Hugh Muir is the closest I've seen to sense on this, writing about a similar scandal in Rochdale, while carefully avoiding the cultural aspects. Apart from that, all we'll get is a stream of pontification from London hacks who couldn't find Rotherham on a map and have panic attacks if they go North of Watford. You'll get an adequate but superficial analysis from Spiked Online, but The Harrogate Agenda has it right, and coincidentally, The Harrogate Agenda is what we need to stop this from happening. Anything else is is just the same bland waffle we have heard many times before, where we are assured that "lessons will be learned".

As to South Gloucestershire, there exists the same arrogance of office. Sooner or later all of their skeletons will start falling out of the closet, and readers of this blog won't be in the least bit surprised if Amanda Deeks, Sue Mountstevens and her merry band of thuggish enforcers are also peadophile enablers and rape deniers.

1 comment:

  1. What comes as no surprise, according to the policing watchdog, Her Majesty’s Inspectorate of Constabulary (HMIC) is that officers in the Yorkshire police force spend a “great deal of time” trying to “disprove” the word of victims. But what its findings also reveal (The Yorkshire Post), is that "it found no evidence of performance pressures leading to failures in crime recording...", which takes some believing that performance monitoring and the existence of league tables has not impacted negatively on victims seeking redress.

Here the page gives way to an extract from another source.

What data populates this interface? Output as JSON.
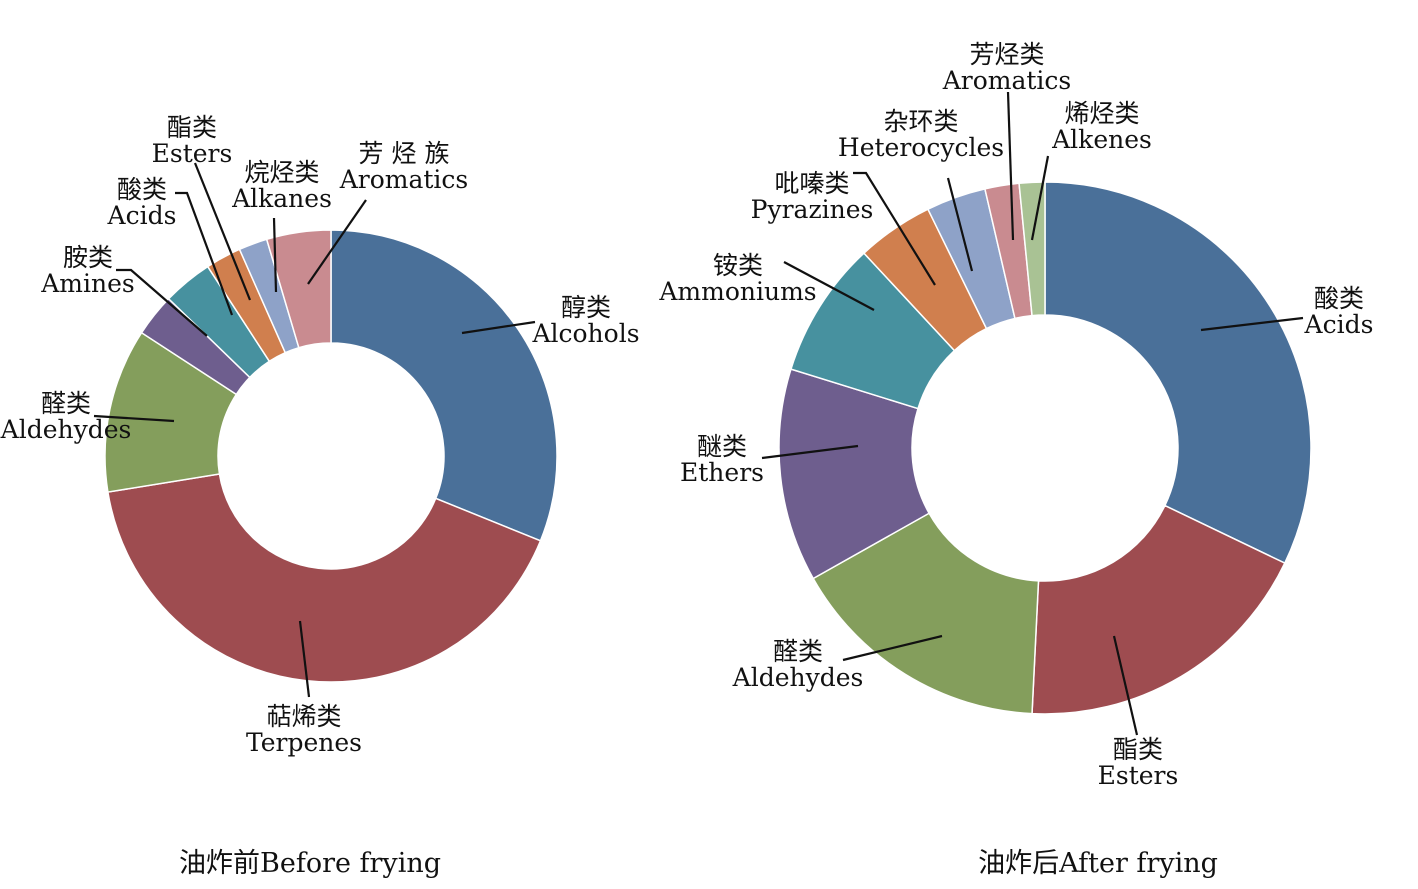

    Where performance indicators are in place to monitor a public body – which in this case, relate to failures in crime recording – it is reasonable to assume that the person responsible for managing the data would be perversely incentivised to falsely represent it. With this in mind it can be appreciated how officers may be pressured into palming-off victim's claims as unfounded. This, along with there always being a need to have an individual take responsibility for performance data that shows the department in a bad light seems a likely cause for those victims affected to be caused injustice.

    It is of course in nobody's interest, least of all the person suffering injustice to have a system whereby recorded performance is directly proportional to the level of expertise a public body has in manipulating it. The victims of crime pay ultimately, because of this destructive system (fuelled by the existence of league tables) where recognising and addressing crime is given over to concealing and denying it to make figures look good. When the degree to how well an individual police force functions is judged on performance and target data, it is to be expected that the person responsible will be perversely motivated to exploit the system by covering up incidents and consider it their role (and a challenge) to do so.

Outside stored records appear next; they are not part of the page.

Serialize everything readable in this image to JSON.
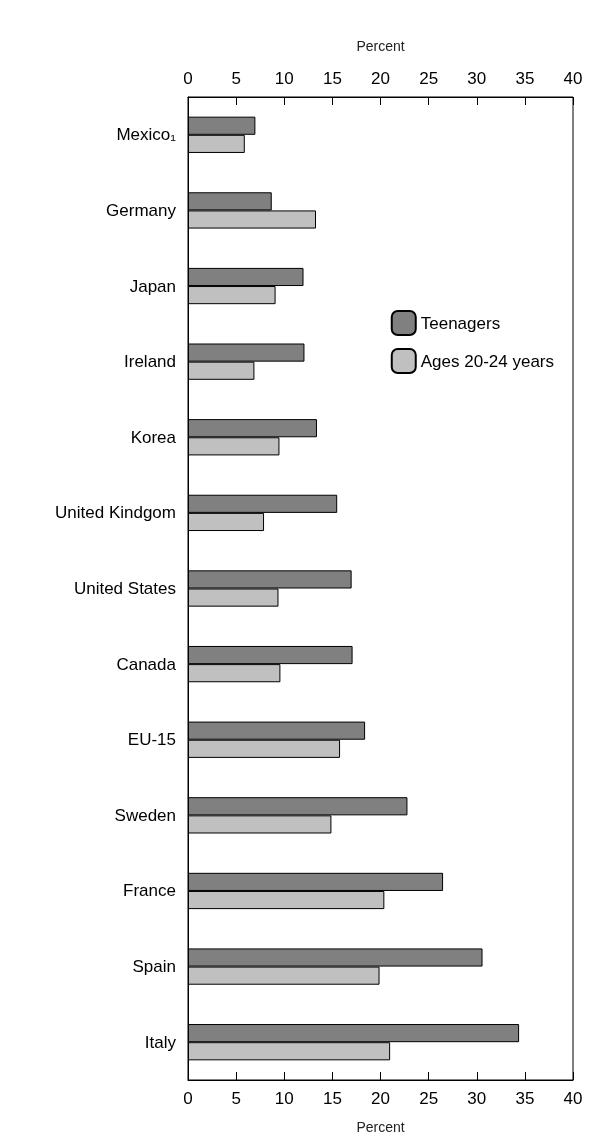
{
  "chart_data": {
    "type": "bar",
    "orientation": "horizontal",
    "xlabel": "Percent",
    "x2label": "Percent",
    "categories": [
      "Mexico₁",
      "Germany",
      "Japan",
      "Ireland",
      "Korea",
      "United Kindgom",
      "United States",
      "Canada",
      "EU-15",
      "Sweden",
      "France",
      "Spain",
      "Italy"
    ],
    "series": [
      {
        "name": "Teenagers",
        "color": "#808080",
        "values": [
          7.0,
          8.7,
          12.0,
          12.1,
          13.4,
          15.5,
          17.0,
          17.1,
          18.4,
          22.8,
          26.5,
          30.6,
          34.4
        ]
      },
      {
        "name": "Ages 20-24 years",
        "color": "#c0c0c0",
        "values": [
          5.9,
          13.3,
          9.1,
          6.9,
          9.5,
          7.9,
          9.4,
          9.6,
          15.8,
          14.9,
          20.4,
          19.9,
          21.0
        ]
      }
    ],
    "xlim": [
      0,
      40
    ],
    "xticks": [
      0,
      5,
      10,
      15,
      20,
      25,
      30,
      35,
      40
    ],
    "x2lim": [
      0,
      40
    ],
    "x2ticks": [
      0,
      5,
      10,
      15,
      20,
      25,
      30,
      35,
      40
    ],
    "grid": false,
    "legend": "top right"
  }
}
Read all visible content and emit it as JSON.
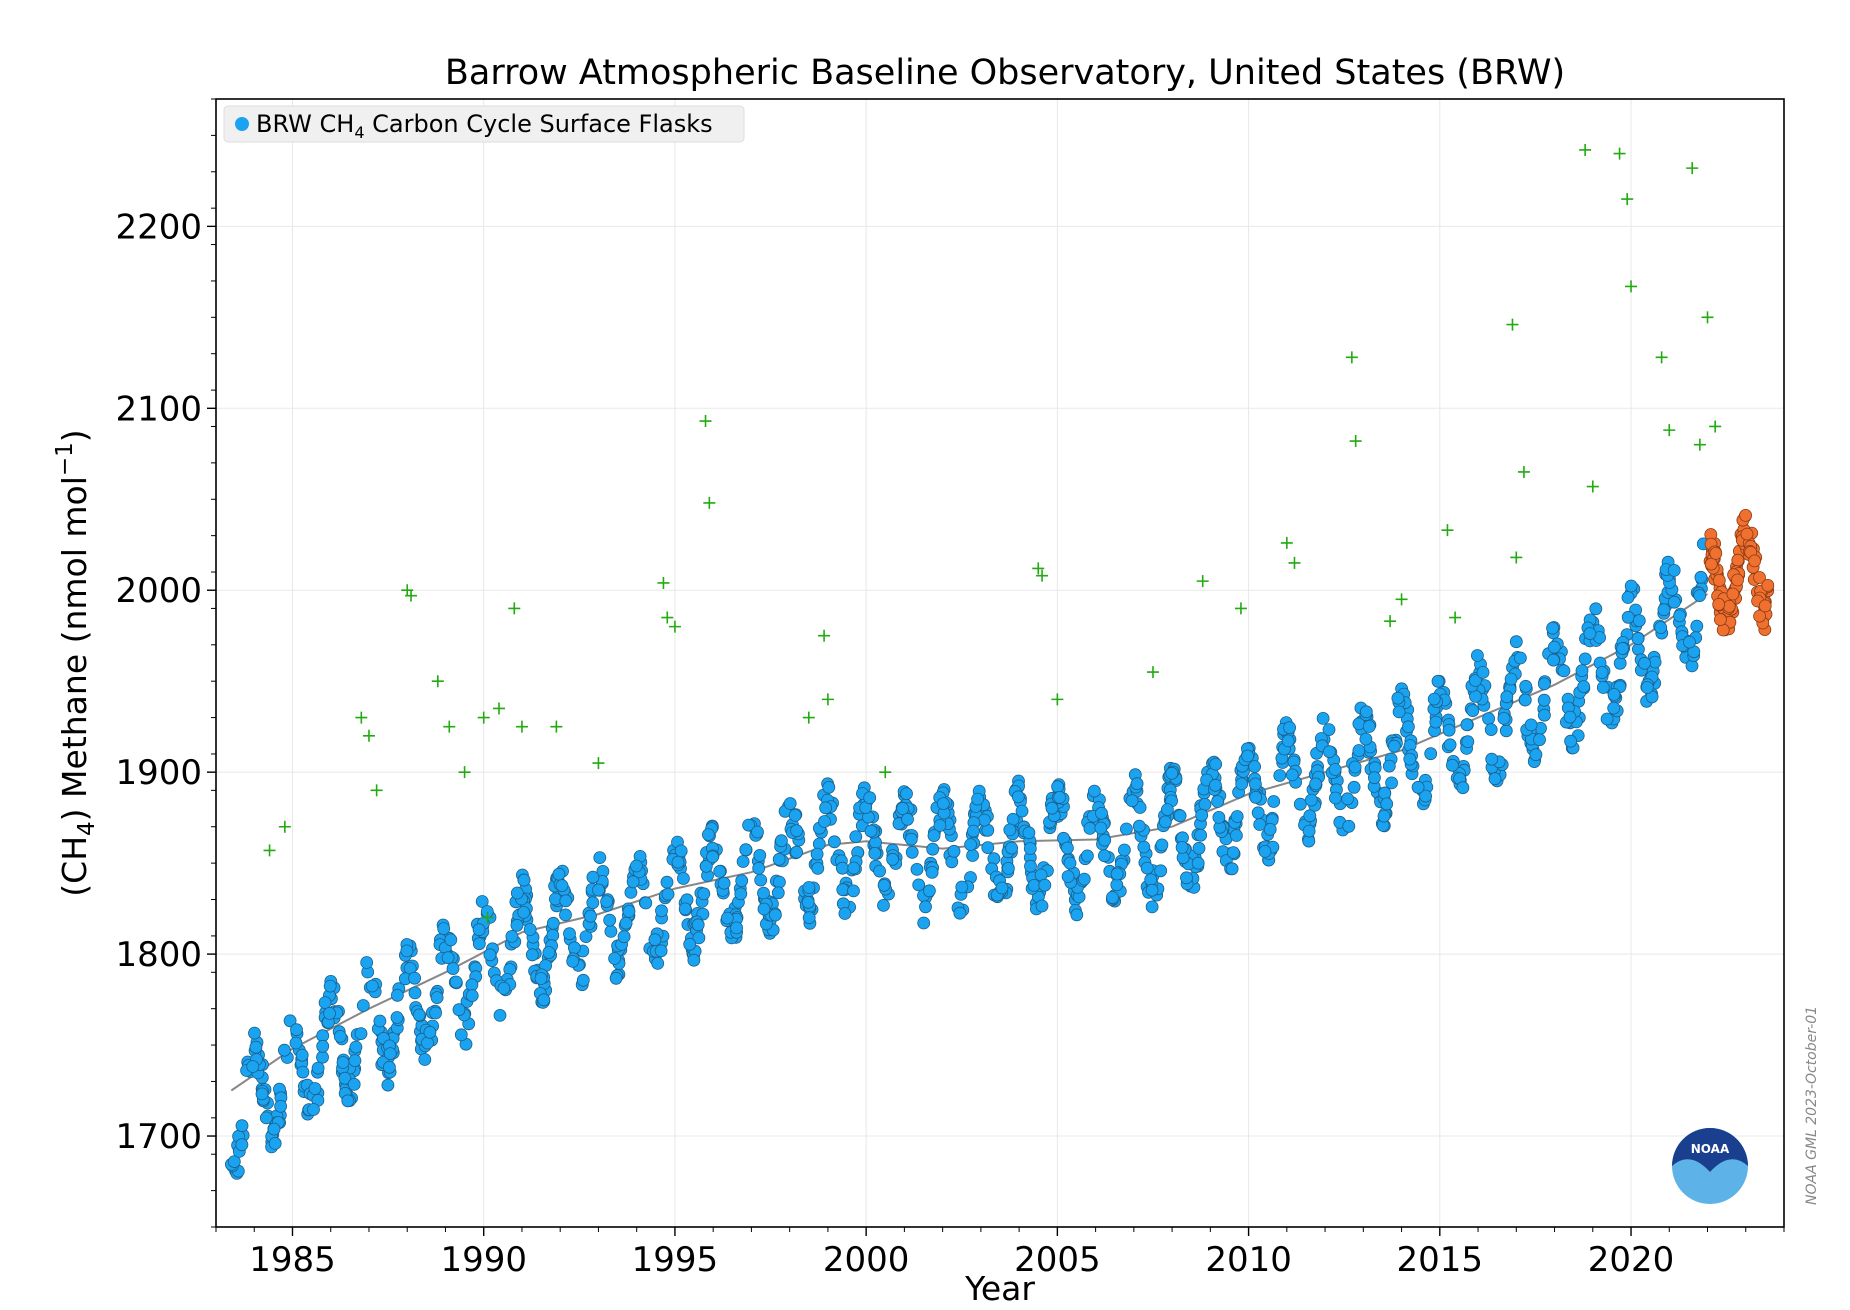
{
  "chart_data": {
    "type": "scatter",
    "title": "Barrow Atmospheric Baseline Observatory, United States (BRW)",
    "xlabel": "Year",
    "ylabel_parts": {
      "pre": "(CH",
      "sub": "4",
      "mid": ") Methane (nmol mol",
      "sup": "−1",
      "post": ")"
    },
    "xlim": [
      1983.0,
      2024.0
    ],
    "ylim": [
      1650,
      2270
    ],
    "x_ticks": [
      1985,
      1990,
      1995,
      2000,
      2005,
      2010,
      2015,
      2020
    ],
    "y_ticks": [
      1700,
      1800,
      1900,
      2000,
      2100,
      2200
    ],
    "grid": true,
    "legend": {
      "position": "top-left",
      "label_parts": {
        "pre": "BRW CH",
        "sub": "4",
        "post": " Carbon Cycle Surface Flasks"
      }
    },
    "colors": {
      "flask": "#1aa3f0",
      "preliminary": "#f07030",
      "flagged": "#22aa11",
      "trend": "#888888"
    },
    "trend": {
      "x": [
        1983.4,
        1985,
        1987,
        1989,
        1991,
        1993,
        1995,
        1997,
        1999,
        2000,
        2002,
        2004,
        2006,
        2008,
        2010,
        2012,
        2014,
        2016,
        2018,
        2020,
        2022
      ],
      "y": [
        1725,
        1748,
        1770,
        1790,
        1812,
        1822,
        1836,
        1845,
        1860,
        1862,
        1858,
        1862,
        1863,
        1870,
        1888,
        1900,
        1912,
        1930,
        1948,
        1970,
        1998
      ]
    },
    "series": [
      {
        "name": "BRW CH4 Carbon Cycle Surface Flasks",
        "kind": "blue",
        "baseline": [
          [
            1983.4,
            1712
          ],
          [
            1985,
            1736
          ],
          [
            1987,
            1760
          ],
          [
            1989,
            1782
          ],
          [
            1991,
            1805
          ],
          [
            1993,
            1818
          ],
          [
            1995,
            1832
          ],
          [
            1997,
            1842
          ],
          [
            1999,
            1858
          ],
          [
            2000,
            1858
          ],
          [
            2002,
            1854
          ],
          [
            2004,
            1858
          ],
          [
            2006,
            1858
          ],
          [
            2008,
            1866
          ],
          [
            2010,
            1884
          ],
          [
            2012,
            1896
          ],
          [
            2014,
            1908
          ],
          [
            2016,
            1926
          ],
          [
            2018,
            1944
          ],
          [
            2020,
            1966
          ],
          [
            2021.9,
            1994
          ]
        ],
        "x_range": [
          1983.4,
          2021.9
        ],
        "amplitude": 55
      },
      {
        "name": "",
        "kind": "orange",
        "baseline": [
          [
            2022,
            2005
          ],
          [
            2023.6,
            2012
          ]
        ],
        "x_range": [
          2022.0,
          2023.6
        ],
        "amplitude": 45
      },
      {
        "name": "",
        "kind": "green",
        "x": [
          1984.4,
          1984.8,
          1986.8,
          1987.0,
          1987.2,
          1988.0,
          1988.1,
          1988.8,
          1989.1,
          1989.5,
          1990.0,
          1990.1,
          1990.4,
          1990.8,
          1991.0,
          1991.9,
          1993.0,
          1994.7,
          1994.8,
          1995.0,
          1995.8,
          1995.9,
          1998.5,
          1998.9,
          1999.0,
          2000.5,
          2004.5,
          2004.6,
          2005.0,
          2007.5,
          2008.8,
          2009.8,
          2011.0,
          2011.2,
          2012.7,
          2012.8,
          2013.7,
          2014.0,
          2015.2,
          2015.4,
          2016.9,
          2017.0,
          2017.2,
          2018.8,
          2019.0,
          2019.7,
          2019.9,
          2020.0,
          2020.8,
          2021.0,
          2021.6,
          2021.8,
          2022.0,
          2022.2
        ],
        "y": [
          1857,
          1870,
          1930,
          1920,
          1890,
          2000,
          1997,
          1950,
          1925,
          1900,
          1930,
          1820,
          1935,
          1990,
          1925,
          1925,
          1905,
          2004,
          1985,
          1980,
          2093,
          2048,
          1930,
          1975,
          1940,
          1900,
          2012,
          2008,
          1940,
          1955,
          2005,
          1990,
          2026,
          2015,
          2128,
          2082,
          1983,
          1995,
          2033,
          1985,
          2146,
          2018,
          2065,
          2242,
          2057,
          2240,
          2215,
          2167,
          2128,
          2088,
          2232,
          2080,
          2150,
          2090
        ]
      }
    ]
  },
  "credit": "NOAA GML 2023-October-01",
  "logo_text": "NOAA"
}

    Officers seeking to improve league table positions, have it seems, been cautious not to jeopardise this by excessively recording reported incidents which are only registered correctly as "crimes" apparently if every avenue has been exhausted to disprove a victims allegation. A system so obviously susceptible to abuse is fated to be exploited this way; rendering statistics meaningless and serving only to distort the true picture of how well or badly that police force functions. This doesn't come only at the expense of those whose injustices are ignored, but also to the public purse. The taxpayer is funding a non-functioning system, reliant upon self-reporting of data for which officers will not have resisted manipulating, hence false economy expecting value from gauging performance by a self monitoring system.

    Unless radical changes are made to a system relying on meaningless target and performance data, it is foreseeable that the cover-up culture it created will continue in the same vein indefinitely.